Her daughter made a little noise, like a kitten that’s been kicked aside.
“I went to your father and told him things had gone too far and we needed to end Stormdrain. I wanted him to go with me to the FBI. We had to do whatever was necessary to stop it.”
“Did he go with you?”
Diana could still see Larry’s expression of fear when she’d told him what needed to be done. “He was worried,” she said to her daughter. “Concerned our friends would all be arrested and probably go to prison, even those who knew nothing about the library.” She took in a breath. “You see, he knew the FBI would never be able to ignore the intent to kill innocent people.
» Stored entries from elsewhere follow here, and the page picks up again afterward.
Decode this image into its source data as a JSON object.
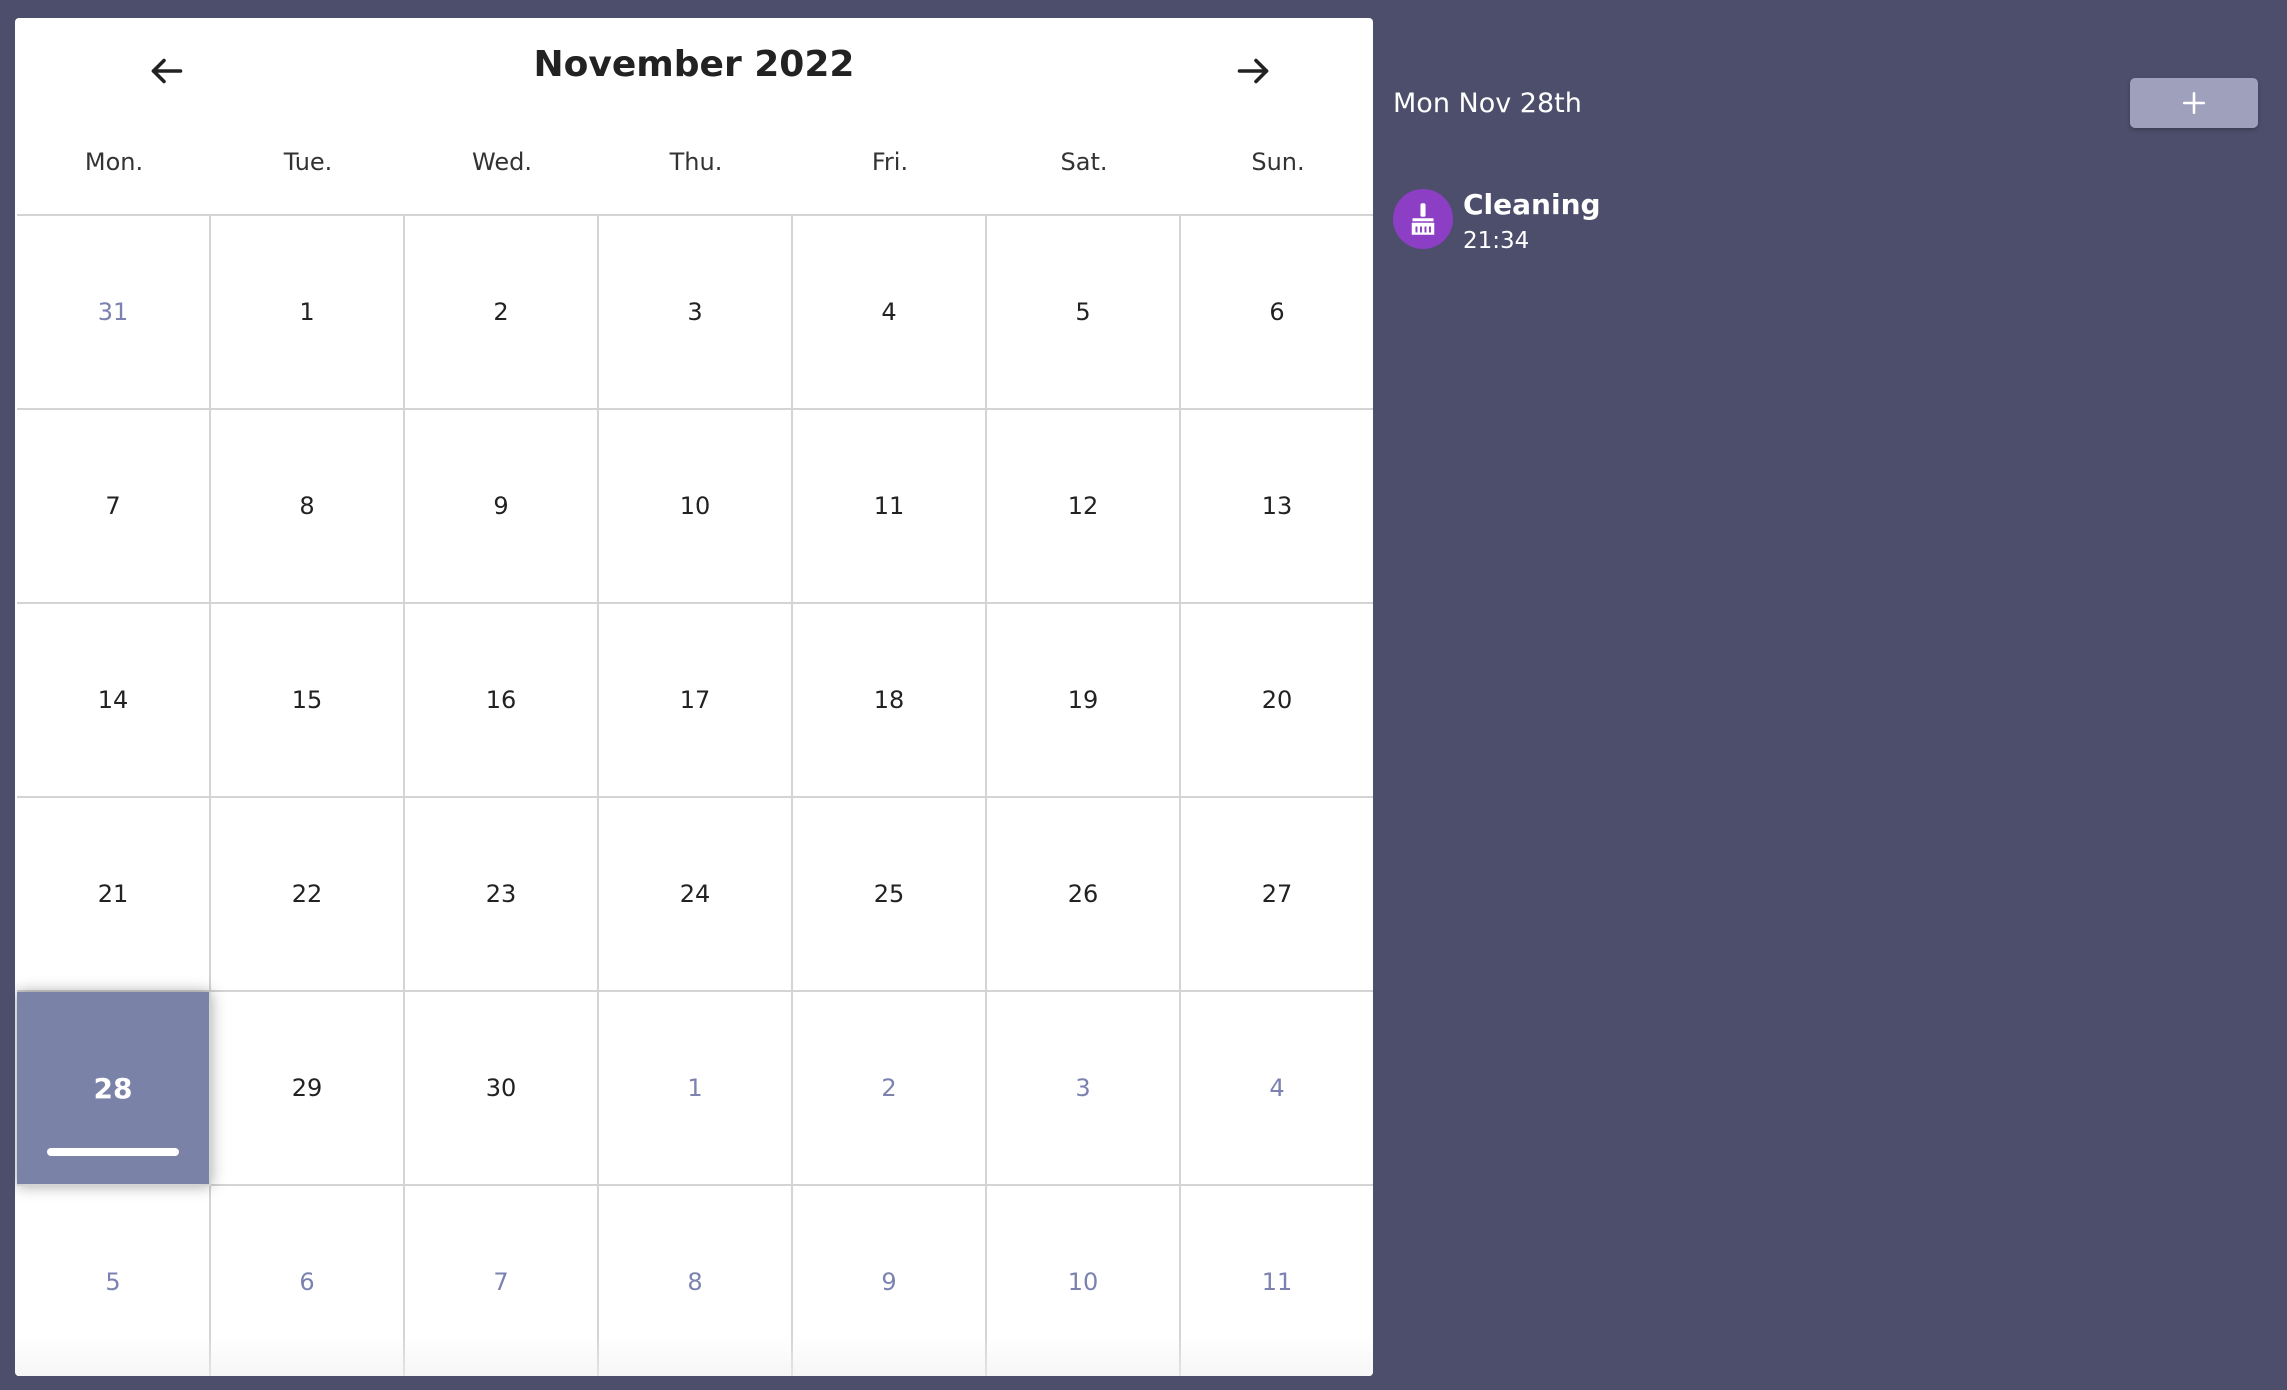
{
  "calendar": {
    "month_title": "November 2022",
    "weekdays": [
      "Mon.",
      "Tue.",
      "Wed.",
      "Thu.",
      "Fri.",
      "Sat.",
      "Sun."
    ],
    "weeks": [
      [
        {
          "day": "31",
          "other": true
        },
        {
          "day": "1"
        },
        {
          "day": "2"
        },
        {
          "day": "3"
        },
        {
          "day": "4"
        },
        {
          "day": "5"
        },
        {
          "day": "6"
        }
      ],
      [
        {
          "day": "7"
        },
        {
          "day": "8"
        },
        {
          "day": "9"
        },
        {
          "day": "10"
        },
        {
          "day": "11"
        },
        {
          "day": "12"
        },
        {
          "day": "13"
        }
      ],
      [
        {
          "day": "14"
        },
        {
          "day": "15"
        },
        {
          "day": "16"
        },
        {
          "day": "17"
        },
        {
          "day": "18"
        },
        {
          "day": "19"
        },
        {
          "day": "20"
        }
      ],
      [
        {
          "day": "21"
        },
        {
          "day": "22"
        },
        {
          "day": "23"
        },
        {
          "day": "24"
        },
        {
          "day": "25"
        },
        {
          "day": "26"
        },
        {
          "day": "27"
        }
      ],
      [
        {
          "day": "28",
          "selected": true,
          "has_event": true
        },
        {
          "day": "29"
        },
        {
          "day": "30"
        },
        {
          "day": "1",
          "other": true
        },
        {
          "day": "2",
          "other": true
        },
        {
          "day": "3",
          "other": true
        },
        {
          "day": "4",
          "other": true
        }
      ],
      [
        {
          "day": "5",
          "other": true
        },
        {
          "day": "6",
          "other": true
        },
        {
          "day": "7",
          "other": true
        },
        {
          "day": "8",
          "other": true
        },
        {
          "day": "9",
          "other": true
        },
        {
          "day": "10",
          "other": true
        },
        {
          "day": "11",
          "other": true
        }
      ]
    ],
    "prev_icon": "arrow-left-icon",
    "next_icon": "arrow-right-icon"
  },
  "side_panel": {
    "selected_date": "Mon Nov 28th",
    "add_icon": "plus-icon",
    "events": [
      {
        "title": "Cleaning",
        "time": "21:34",
        "icon": "broom-icon",
        "color": "#8c3ec4"
      }
    ]
  },
  "colors": {
    "background": "#4d4e6c",
    "selected_day": "#7b82a8",
    "other_month_text": "#7b82b0",
    "add_button": "#9ea0bc"
  }
}
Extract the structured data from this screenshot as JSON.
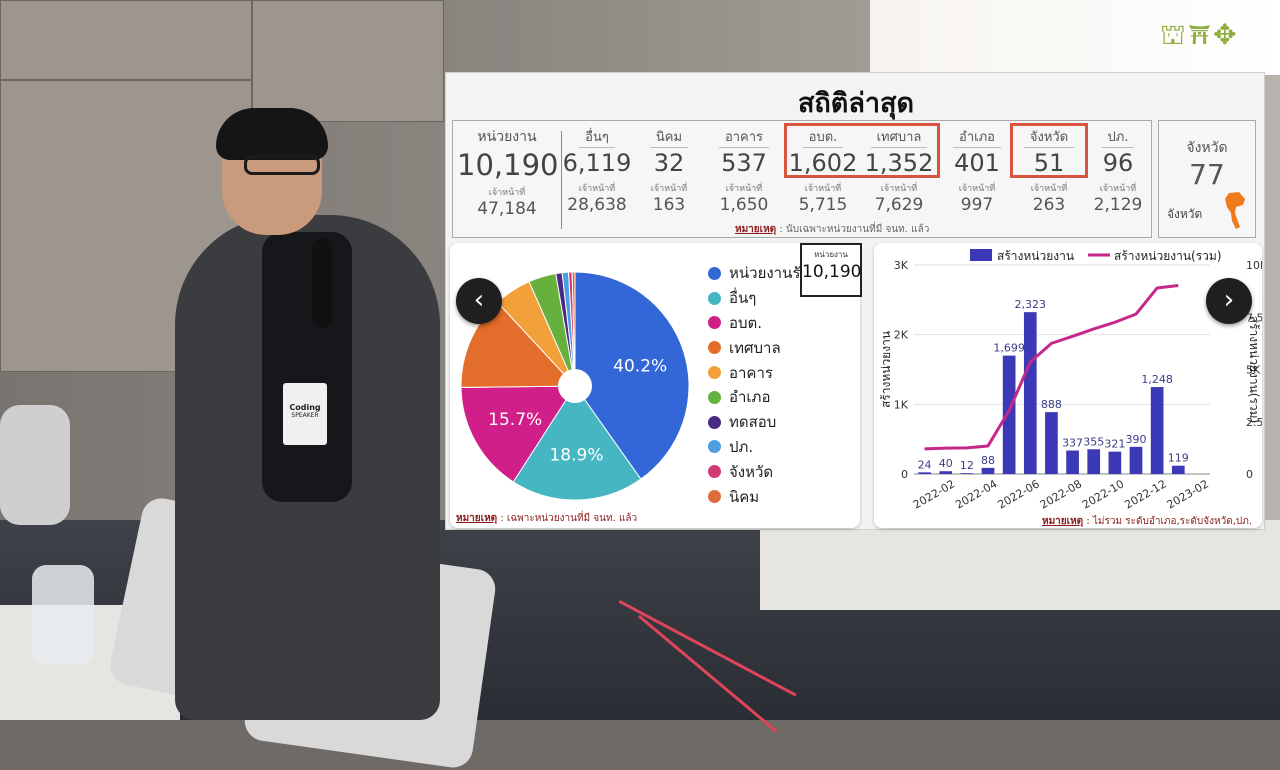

He was adamant that we shouldn’t mention the plan to blow up the library.”
“You went along with that?”
“He persuaded me we could avoid the library disaster and protect our friends.”
“How?”
“We made an agreement with the FBI that we would arrange for each Stormdrain member to come forward, sign an affidavit, and be granted immunity. Your father also insisted that my file and his be kept out of all public records.”
“So you and Dad made a deal with the FBI and got off scot-free.”
Diana winced. “Scot-free? Hardly.”
“The FBI never knew there was a plan to blow up the library?”